When reading through CUDA 5.0 Programming Guide I stumbled on a feature called "Funnel shift" which is present in 3.5 compute-capable device, but not 3.0. It contains an annotation "see reference manual", but when I search for the "funnel shift" term in the manual, I don't find anything.
I tried googling for it, but only found a mention on http://www.cudahandbook.com, in the chapter 8:
8.2.3 Funnel Shift (SM 3.5)
GK110 added a 64-bit “funnel shift” instruction that may be accessed with the following intrinsics:
__funnelshift_lc(): returns most significant 32 bits of a left funnel shift.
__funnelshift_rc(): returns least significant 32 bits of a right funnel shift.
These intrinsics are implemented as inline device functions (using inline PTX assembler) in sm_35_intrinsics.h.
...but it still does not explain what the "left funnel shift" or "right funnel shift" is.

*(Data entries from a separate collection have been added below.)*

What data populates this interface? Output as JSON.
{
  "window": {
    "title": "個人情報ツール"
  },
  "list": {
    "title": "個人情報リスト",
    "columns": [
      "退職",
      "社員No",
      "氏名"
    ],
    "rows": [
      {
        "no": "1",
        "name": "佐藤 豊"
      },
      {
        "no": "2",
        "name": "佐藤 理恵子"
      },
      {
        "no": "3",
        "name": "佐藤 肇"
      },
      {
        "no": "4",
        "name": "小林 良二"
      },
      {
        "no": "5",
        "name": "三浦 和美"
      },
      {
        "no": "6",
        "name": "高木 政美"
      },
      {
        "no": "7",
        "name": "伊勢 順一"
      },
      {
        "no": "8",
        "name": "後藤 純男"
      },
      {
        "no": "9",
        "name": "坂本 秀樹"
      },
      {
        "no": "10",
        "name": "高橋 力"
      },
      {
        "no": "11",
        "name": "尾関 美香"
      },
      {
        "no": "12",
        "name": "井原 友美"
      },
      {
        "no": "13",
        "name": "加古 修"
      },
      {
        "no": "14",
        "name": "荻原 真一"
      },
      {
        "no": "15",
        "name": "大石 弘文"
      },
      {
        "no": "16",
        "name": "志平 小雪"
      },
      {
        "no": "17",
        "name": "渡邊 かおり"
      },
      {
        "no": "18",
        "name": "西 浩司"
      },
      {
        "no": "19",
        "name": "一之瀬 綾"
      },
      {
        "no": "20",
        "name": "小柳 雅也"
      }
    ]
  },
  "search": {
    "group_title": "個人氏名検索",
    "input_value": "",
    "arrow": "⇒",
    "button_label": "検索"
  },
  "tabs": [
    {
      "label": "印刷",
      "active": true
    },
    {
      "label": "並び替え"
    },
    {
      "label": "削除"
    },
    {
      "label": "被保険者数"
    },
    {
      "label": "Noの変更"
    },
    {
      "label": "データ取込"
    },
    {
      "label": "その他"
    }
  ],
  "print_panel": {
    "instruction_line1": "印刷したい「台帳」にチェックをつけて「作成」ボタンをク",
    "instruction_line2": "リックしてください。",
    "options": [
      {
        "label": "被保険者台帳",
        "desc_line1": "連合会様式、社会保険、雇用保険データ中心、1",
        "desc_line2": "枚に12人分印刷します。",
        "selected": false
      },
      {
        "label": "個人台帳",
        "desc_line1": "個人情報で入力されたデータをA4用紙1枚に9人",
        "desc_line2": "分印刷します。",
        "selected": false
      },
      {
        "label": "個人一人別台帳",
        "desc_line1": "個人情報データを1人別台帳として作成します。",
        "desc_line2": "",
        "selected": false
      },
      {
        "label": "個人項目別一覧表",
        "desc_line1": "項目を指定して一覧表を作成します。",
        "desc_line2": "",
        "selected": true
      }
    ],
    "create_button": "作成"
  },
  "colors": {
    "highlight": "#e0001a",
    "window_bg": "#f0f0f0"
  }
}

So, what is it and where does one need it?
In the case of CUDA, two 32-bit registers are concatenated together into a 64-bit value; that value is shifted left or right; and the most significant (for a left shift) or least significant (for right shift) 32 bits are returned.

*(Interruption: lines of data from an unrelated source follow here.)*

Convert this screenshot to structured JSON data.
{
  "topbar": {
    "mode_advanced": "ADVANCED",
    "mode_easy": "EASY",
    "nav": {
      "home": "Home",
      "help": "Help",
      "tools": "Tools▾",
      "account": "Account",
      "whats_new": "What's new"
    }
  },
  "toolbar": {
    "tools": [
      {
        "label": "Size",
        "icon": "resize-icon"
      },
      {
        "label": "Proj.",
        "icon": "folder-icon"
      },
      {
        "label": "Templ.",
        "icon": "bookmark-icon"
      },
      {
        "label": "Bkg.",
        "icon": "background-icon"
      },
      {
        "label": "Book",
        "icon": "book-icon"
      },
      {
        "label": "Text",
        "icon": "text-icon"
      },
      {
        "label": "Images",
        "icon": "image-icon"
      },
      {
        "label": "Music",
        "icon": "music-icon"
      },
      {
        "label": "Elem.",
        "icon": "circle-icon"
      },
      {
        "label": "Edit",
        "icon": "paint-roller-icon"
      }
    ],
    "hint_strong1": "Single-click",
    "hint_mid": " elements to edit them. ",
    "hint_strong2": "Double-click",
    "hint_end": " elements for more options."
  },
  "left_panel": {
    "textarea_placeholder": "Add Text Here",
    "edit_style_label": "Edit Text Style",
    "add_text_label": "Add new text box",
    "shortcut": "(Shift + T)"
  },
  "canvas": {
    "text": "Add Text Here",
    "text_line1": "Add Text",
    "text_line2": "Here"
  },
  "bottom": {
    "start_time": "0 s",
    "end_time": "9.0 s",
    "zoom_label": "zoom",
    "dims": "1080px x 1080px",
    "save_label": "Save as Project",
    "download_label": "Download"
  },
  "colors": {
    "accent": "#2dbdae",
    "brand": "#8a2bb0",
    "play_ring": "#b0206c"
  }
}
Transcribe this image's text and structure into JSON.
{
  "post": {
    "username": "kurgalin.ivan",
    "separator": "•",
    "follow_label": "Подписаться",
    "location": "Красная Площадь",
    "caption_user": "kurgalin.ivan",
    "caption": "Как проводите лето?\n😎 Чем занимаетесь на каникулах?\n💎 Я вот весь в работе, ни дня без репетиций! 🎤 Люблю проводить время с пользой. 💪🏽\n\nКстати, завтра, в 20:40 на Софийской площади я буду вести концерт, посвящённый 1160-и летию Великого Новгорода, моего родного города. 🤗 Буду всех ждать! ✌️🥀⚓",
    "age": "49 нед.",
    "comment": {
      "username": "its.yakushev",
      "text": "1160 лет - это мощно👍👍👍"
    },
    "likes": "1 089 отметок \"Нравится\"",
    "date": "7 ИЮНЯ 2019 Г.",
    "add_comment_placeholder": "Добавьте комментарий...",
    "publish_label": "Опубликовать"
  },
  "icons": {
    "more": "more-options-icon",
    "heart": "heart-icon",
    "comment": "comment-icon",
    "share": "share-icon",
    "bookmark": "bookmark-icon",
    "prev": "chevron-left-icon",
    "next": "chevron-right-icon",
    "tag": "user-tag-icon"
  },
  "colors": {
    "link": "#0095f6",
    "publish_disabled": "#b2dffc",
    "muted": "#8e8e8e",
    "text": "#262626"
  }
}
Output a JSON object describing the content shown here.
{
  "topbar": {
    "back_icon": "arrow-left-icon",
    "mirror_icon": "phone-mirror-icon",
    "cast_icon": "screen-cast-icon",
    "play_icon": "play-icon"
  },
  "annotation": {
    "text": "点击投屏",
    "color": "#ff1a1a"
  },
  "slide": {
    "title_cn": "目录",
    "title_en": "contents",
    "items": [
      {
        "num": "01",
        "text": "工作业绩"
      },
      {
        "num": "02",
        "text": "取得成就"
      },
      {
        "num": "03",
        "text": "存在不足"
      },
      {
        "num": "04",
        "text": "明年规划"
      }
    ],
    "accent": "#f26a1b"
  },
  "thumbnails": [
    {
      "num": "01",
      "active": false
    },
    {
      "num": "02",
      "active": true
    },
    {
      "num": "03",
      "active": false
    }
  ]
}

The intrinsics from sm_35_intrinsics.h
are as follows:
unsigned int __funnelshift_lc(unsigned int lo, unsigned int hi, unsigned int shift);
unsigned int __funnelshift_rc(unsigned int lo, unsigned int hi, unsigned int shift);
According to Andy Glew (dead link removed), applications for funnel shift include fast misaligned memcpy; and as njuffa mentions in the comments above, it can be used to implement rotate if the two input words are the same.